Durkan announced her selection of Sam Zimbabwe, most recently the chief project delivery officer for Washington, D.C.’s transportation department, as SDOT director last month. By choosing Worden for the newly created $195,000-a-year position, Durkan was effectively able to hire both of the remaining SDOT finalists—one for the position that both men originally sought, and one for a position created specifically for him. (A third finalist, Sound Transit division manager Kamuron Gurol, reportedly dropped out of the running late in the process). A similar scenario played out in Durkan’s selection of a new police chief, a drawn-out process in which she rejected, then reconsidered, then appointed then-deputy chief Carmen Best to the position, while also hiring one of the finalists, former Philadelphia police chief Cameron McLay, as a senior policy advisor.
The mayor said yesterday that she made the decision to hire Worden with Zimbabwe’s full collaboration and support. “He was very much in favor of having a person who would coordinate across all departments, because this isn’t just [about] the Seattle Department of Transportation. It’s much [bigger] than that,” Durkan said. For example, the city might need to redirect fire trucks to go around a traffic jam downtown, or offer flexible hours for people to file permit applications. “If it’s nobody’s job, it’s nobody’s job,” Durkan said. Currently, though, coordinating the city’s response to the so-called “Seattle squeeze” is somebody’s job—SDOT’s own Heather Marx, whose job title is “director of downtown mobility.” Marx did not play a role during yesterday’s press conference, and I didn’t see her in the crowd.
4. Also conspicuously absent: Deputy mayor Shefali Ranganathan, the former Transportation Choices Coalition director who oversees “major transportation-related policy” for the mayor’s office and who would seem to be the natural choice to oversee Worden’s work in the mayor’s office. Instead, that role will go to deputy mayor Mike Fong, who also oversees almost a dozen city departments. Asked why she decided to have Worden report to Fong instead of transportation expert Ranganathan, Durkan said, “Again, this isn’t just about transportation. Senior deputy mayor Fong is the senior deputy mayor so [Worden] actually reports to me [and] coordinates with senior deputy mayor Fong.”

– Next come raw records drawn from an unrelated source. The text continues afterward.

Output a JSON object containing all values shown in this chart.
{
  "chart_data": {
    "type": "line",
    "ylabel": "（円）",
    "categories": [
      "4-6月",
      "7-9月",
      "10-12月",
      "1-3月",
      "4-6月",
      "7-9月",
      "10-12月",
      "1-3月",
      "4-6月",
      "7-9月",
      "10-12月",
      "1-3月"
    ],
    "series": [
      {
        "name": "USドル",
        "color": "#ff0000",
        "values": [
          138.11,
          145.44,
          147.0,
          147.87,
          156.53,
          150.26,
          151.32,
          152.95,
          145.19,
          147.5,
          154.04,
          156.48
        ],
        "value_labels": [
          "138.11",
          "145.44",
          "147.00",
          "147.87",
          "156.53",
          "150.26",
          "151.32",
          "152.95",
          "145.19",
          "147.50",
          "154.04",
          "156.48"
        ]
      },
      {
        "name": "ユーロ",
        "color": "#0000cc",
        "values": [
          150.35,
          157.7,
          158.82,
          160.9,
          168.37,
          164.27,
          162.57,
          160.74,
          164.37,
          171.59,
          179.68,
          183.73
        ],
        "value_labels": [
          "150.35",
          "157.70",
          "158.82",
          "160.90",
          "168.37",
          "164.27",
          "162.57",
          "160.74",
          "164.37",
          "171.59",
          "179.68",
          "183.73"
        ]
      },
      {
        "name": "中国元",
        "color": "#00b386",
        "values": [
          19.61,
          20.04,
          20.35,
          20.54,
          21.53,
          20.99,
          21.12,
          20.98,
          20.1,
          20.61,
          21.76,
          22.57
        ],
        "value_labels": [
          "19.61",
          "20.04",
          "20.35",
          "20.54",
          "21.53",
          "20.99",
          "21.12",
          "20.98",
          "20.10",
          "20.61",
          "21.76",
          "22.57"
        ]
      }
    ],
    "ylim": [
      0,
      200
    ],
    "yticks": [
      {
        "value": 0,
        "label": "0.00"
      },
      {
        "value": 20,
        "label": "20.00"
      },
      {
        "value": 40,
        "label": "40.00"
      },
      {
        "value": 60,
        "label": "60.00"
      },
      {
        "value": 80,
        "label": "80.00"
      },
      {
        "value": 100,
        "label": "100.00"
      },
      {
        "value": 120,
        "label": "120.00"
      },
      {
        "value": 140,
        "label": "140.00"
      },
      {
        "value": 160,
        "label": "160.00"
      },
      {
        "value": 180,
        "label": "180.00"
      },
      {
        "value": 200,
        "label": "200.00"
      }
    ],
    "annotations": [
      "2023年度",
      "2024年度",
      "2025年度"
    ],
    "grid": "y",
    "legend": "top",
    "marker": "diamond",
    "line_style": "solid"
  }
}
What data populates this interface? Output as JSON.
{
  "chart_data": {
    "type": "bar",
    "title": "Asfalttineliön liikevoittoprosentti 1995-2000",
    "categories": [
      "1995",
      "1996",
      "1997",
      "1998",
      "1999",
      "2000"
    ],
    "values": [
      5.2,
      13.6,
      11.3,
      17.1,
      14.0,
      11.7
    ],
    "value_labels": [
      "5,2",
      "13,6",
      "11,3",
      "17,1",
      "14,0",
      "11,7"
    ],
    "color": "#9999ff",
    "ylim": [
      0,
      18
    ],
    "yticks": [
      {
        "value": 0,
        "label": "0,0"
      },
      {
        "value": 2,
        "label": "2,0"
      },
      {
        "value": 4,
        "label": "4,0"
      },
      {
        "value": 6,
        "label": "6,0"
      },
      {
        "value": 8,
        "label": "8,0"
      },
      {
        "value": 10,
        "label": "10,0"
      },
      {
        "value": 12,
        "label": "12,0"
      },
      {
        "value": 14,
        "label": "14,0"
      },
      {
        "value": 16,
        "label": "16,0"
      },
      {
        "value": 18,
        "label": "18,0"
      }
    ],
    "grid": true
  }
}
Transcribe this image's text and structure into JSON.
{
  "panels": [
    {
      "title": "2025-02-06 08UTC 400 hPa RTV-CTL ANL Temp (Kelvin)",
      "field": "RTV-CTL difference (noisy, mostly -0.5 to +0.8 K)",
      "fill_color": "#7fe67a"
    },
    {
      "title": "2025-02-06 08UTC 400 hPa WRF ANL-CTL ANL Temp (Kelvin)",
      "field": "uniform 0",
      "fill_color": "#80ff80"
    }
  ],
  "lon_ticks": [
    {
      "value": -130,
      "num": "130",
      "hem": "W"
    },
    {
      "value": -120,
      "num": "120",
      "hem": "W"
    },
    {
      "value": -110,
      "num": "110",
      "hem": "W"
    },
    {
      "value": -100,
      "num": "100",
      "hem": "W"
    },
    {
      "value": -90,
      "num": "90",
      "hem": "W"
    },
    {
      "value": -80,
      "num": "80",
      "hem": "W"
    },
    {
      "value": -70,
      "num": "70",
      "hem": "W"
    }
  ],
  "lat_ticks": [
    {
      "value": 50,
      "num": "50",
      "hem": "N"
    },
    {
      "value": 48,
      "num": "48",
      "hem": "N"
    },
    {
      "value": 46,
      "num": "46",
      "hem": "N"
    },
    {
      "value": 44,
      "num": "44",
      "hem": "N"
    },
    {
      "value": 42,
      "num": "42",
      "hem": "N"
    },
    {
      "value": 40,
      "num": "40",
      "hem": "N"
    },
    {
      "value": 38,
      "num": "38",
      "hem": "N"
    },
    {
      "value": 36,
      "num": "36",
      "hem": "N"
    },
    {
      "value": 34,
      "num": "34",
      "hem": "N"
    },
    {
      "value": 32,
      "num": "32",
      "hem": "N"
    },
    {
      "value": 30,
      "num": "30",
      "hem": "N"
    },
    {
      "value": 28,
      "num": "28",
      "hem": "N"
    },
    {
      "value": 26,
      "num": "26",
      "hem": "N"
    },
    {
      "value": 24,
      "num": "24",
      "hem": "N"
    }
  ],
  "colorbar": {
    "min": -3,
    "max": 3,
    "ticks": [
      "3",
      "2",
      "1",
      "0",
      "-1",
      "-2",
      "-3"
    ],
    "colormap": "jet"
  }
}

In October, when Ranganathan’s portfolio was reduced in a reorganization of the mayor’s office, she told me the changes would give her time to focus on “major initiatives” like congestion pricing downtown. Yesterday, both she and Fong echoed Durkan’s line that Worden’s job will mostly involve coordinating between departments like police, fire, and utilities—a point everyone at the mayor’s office hammered home so consistently that I started to wonder if traffic coordination had anything to do with transportation at all. SDOT—the agency everyone was so keen to de-emphasize—is, of course, the primary agency that will have to deal with traffic backups, transportation construction, transit access, illegal parking, bikesharing, enforcing new restrictions on Uber and Lyft, and any number of other initiatives related to center-city mobility.